Salmon Special: Slice of life learned from master carver
Alex Kasriel makes the cut with some expert tuition
Salmon stakes: Alex Kasriel working under Len Lawson’s guidance
Ever wondered why Jewish-style lox tastes better than Scottish smoked salmon? Len Lawson has the answer — and the 87-year-old should know, as he has been cutting salmon for almost 30 years.
Mr Lawson attributes the delicate flavour of heimishe lox to its wafer-thin slicing. Because of this, the fat rapidly melts in the mouth and the flavour is let loose before chewing.
Perfecting the slicing technique takes years of practice. It is certainly not something you can pick up in an hour or two. So my expectations were low when I met him at Platters Deli in Temple Fortune, where he still works at least two days a week, for instruction in salmon slicing.
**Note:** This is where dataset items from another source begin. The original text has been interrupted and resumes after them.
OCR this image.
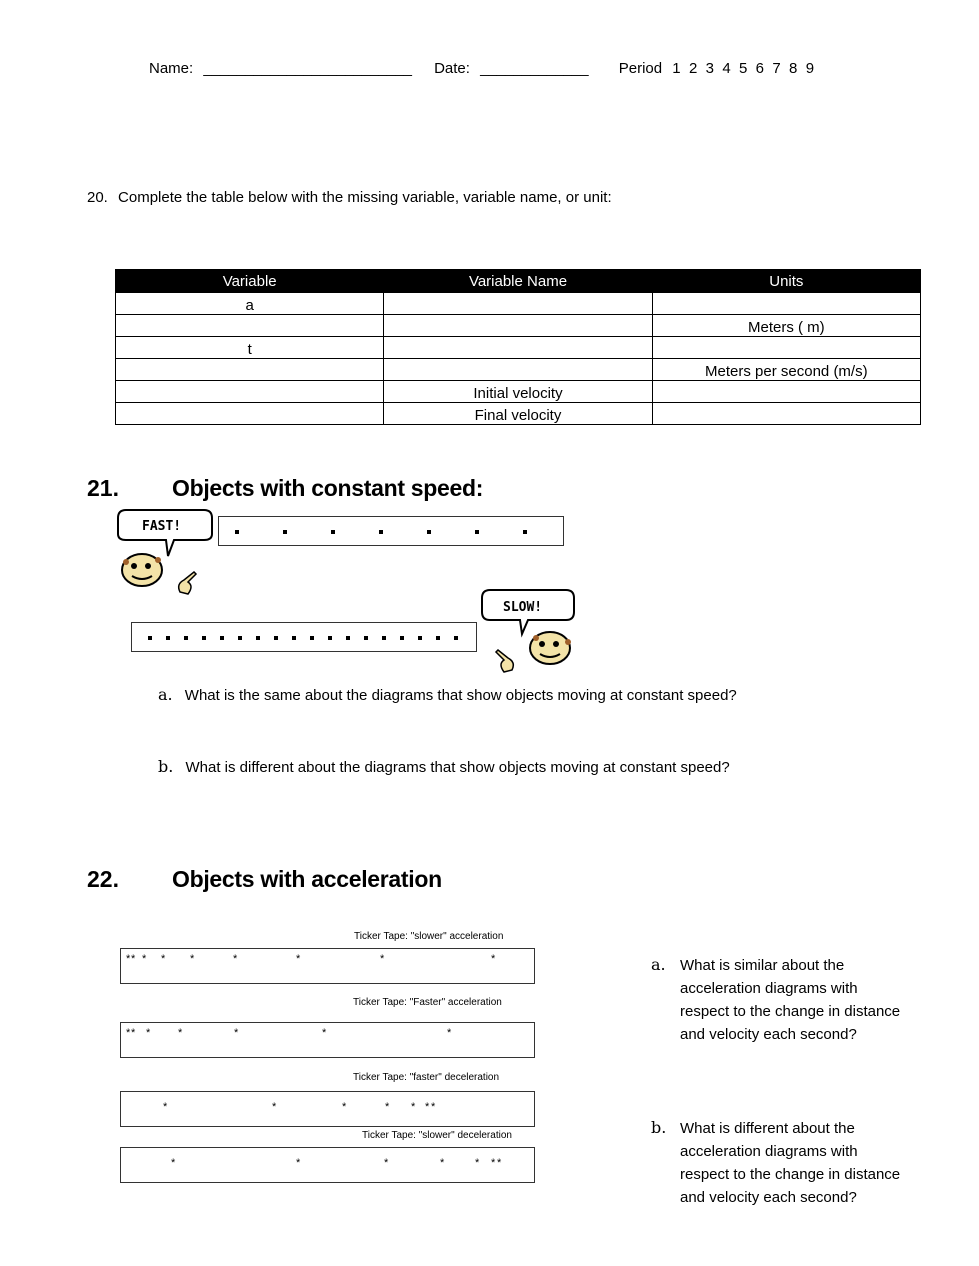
Name: _________________________ Date: _____________ Period 1  2  3  4  5  6  7  8  9
20. Complete the table below with the missing variable, variable name, or unit:
Variable	Variable Name	Units
a		
		Meters ( m)
t		
		Meters per second (m/s)
	Initial velocity	
	Final velocity	
21. Objects with constant speed:
FAST!
SLOW!
a. What is the same about the diagrams that show objects moving at constant speed?
b. What is different about the diagrams that show objects moving at constant speed?
22. Objects with acceleration
Ticker Tape: "slower" acceleration
* * * * *	*	*	*	*
Ticker Tape: "Faster" acceleration
* * *	*	*	*	*
Ticker Tape: "faster" deceleration
*	*	*	* * * *
Ticker Tape: "slower" deceleration
*	*	*	*	* * *
a. What is similar about the
acceleration diagrams with
respect to the change in distance
and velocity each second?
b. What is different about the
acceleration diagrams with
respect to the change in distance
and velocity each second?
As with many specialist skills, machines are taking over. And according to Mr Lawson, not enough caterers know the best slicing method.
Smoked salmon was brought to the UK by Jewish immigrants from Eastern Europe in the late 19th century. The term lox derives from lachs in German and laks in Yiddish, meaning “salmon”. The immigrants cured, pickled and smoked, importing their salmon from the Baltic in barrels of brine, then smoking it for London’s Jewish community.
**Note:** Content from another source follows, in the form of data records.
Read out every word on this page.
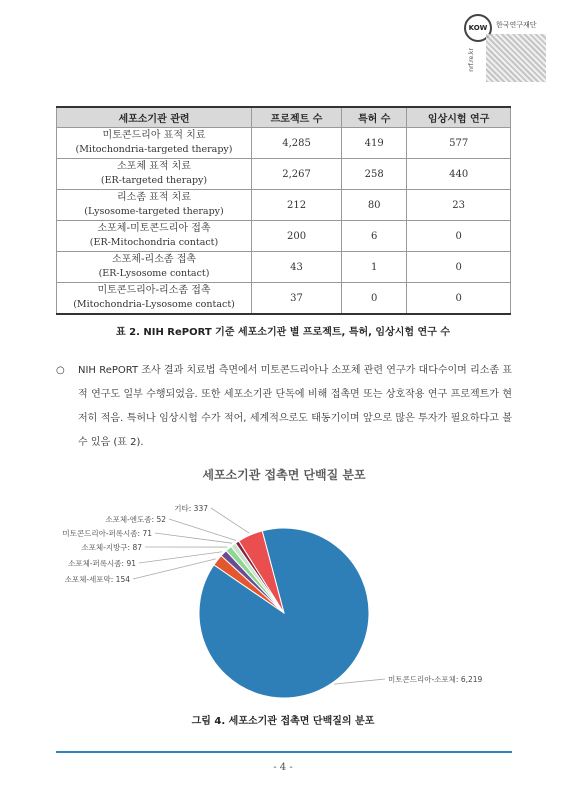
KOW 한국연구재단
nrf.re.kr
세포소기관 관련	프로젝트 수	특허 수	임상시험 연구
미토콘드리아 표적 치료
(Mitochondria-targeted therapy)	4,285	419	577
소포체 표적 치료
(ER-targeted therapy)	2,267	258	440
리소좀 표적 치료
(Lysosome-targeted therapy)	212	80	23
소포체-미토콘드리아 접촉
(ER-Mitochondria contact)	200	6	0
소포체-리소좀 접촉
(ER-Lysosome contact)	43	1	0
미토콘드리아-리소좀 접촉
(Mitochondria-Lysosome contact)	37	0	0
표 2. NIH RePORT 기준 세포소기관 별 프로젝트, 특허, 임상시험 연구 수
○ NIH RePORT 조사 결과 치료법 측면에서 미토콘드리아나 소포체 관련 연구가 대다수이며 리소좀 표적 연구도 일부 수행되었음. 또한 세포소기관 단독에 비해 접촉면 또는 상호작용 연구 프로젝트가 현저히 적음. 특허나 임상시험 수가 적어, 세계적으로도 태동기이며 앞으로 많은 투자가 필요하다고 볼 수 있음 (표 2).
세포소기관 접촉면 단백질 분포
미토콘드리아-소포체: 6,219
소포체-세포막: 154
소포체-퍼록시좀: 91
소포체-지방구: 87
미토콘드리아-퍼록시좀: 71
소포체-엔도좀: 52
기타: 337
그림 4. 세포소기관 접촉면 단백질의 분포
- 4 -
So it stands to reason that we Jews know how to do it best. Mr Lawson handed me the long slicing knife which he has always used to cut his fish. It needs to be “sharp as a scalpel”, he said. He uses a non-electric knife sharpener to hone the instrument to his exacting standards. It is neither a flat or serrated blade but instead, what is known as a granton edge. A serrated edge would shred the fish and a flat knife wouldn’t have the same springiness.
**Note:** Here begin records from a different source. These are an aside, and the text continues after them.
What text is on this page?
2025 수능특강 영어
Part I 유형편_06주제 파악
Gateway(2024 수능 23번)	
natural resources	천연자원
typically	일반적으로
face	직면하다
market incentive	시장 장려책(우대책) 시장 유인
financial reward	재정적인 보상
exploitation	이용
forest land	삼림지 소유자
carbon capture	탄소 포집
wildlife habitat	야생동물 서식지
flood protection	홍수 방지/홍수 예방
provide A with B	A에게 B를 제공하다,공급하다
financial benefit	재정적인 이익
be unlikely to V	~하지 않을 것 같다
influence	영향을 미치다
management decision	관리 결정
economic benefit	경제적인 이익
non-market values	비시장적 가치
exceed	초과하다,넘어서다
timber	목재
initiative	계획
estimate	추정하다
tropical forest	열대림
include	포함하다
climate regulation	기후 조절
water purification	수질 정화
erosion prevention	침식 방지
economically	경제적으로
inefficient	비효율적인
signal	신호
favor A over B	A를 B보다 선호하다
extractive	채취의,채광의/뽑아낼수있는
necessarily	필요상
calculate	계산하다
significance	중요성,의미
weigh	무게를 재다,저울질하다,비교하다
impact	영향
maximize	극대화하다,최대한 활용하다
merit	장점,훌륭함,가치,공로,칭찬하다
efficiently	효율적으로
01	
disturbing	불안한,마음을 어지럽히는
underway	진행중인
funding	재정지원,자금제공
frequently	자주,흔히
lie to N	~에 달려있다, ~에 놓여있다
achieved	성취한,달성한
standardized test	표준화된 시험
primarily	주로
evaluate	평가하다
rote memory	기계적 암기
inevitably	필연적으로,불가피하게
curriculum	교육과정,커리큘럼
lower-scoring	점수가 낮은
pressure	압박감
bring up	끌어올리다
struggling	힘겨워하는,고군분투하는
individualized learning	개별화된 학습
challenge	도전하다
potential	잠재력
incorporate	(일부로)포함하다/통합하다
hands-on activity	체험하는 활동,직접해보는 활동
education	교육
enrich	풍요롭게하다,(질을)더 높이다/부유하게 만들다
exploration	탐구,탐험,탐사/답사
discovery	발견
“The knife has to go where you want it to go, not where the knife wants it to go,” he insisted, effortlessly slicing a slither of salmon off a large (quite smelly) smoked fish and carefully laying it on to the transparent plastic sheet it will eventually be wrapped in. He quickly shaved off any fatty bits but these apart, none of the fish is wasted.
I held the fish with a two-pronged fork in my left hand and sliced with the right. Placing my forefinger against the other side of the knife blade to keep it steady, I flopped an inelegant slice of salmon thicker than a generous cheese slice on to the plastic.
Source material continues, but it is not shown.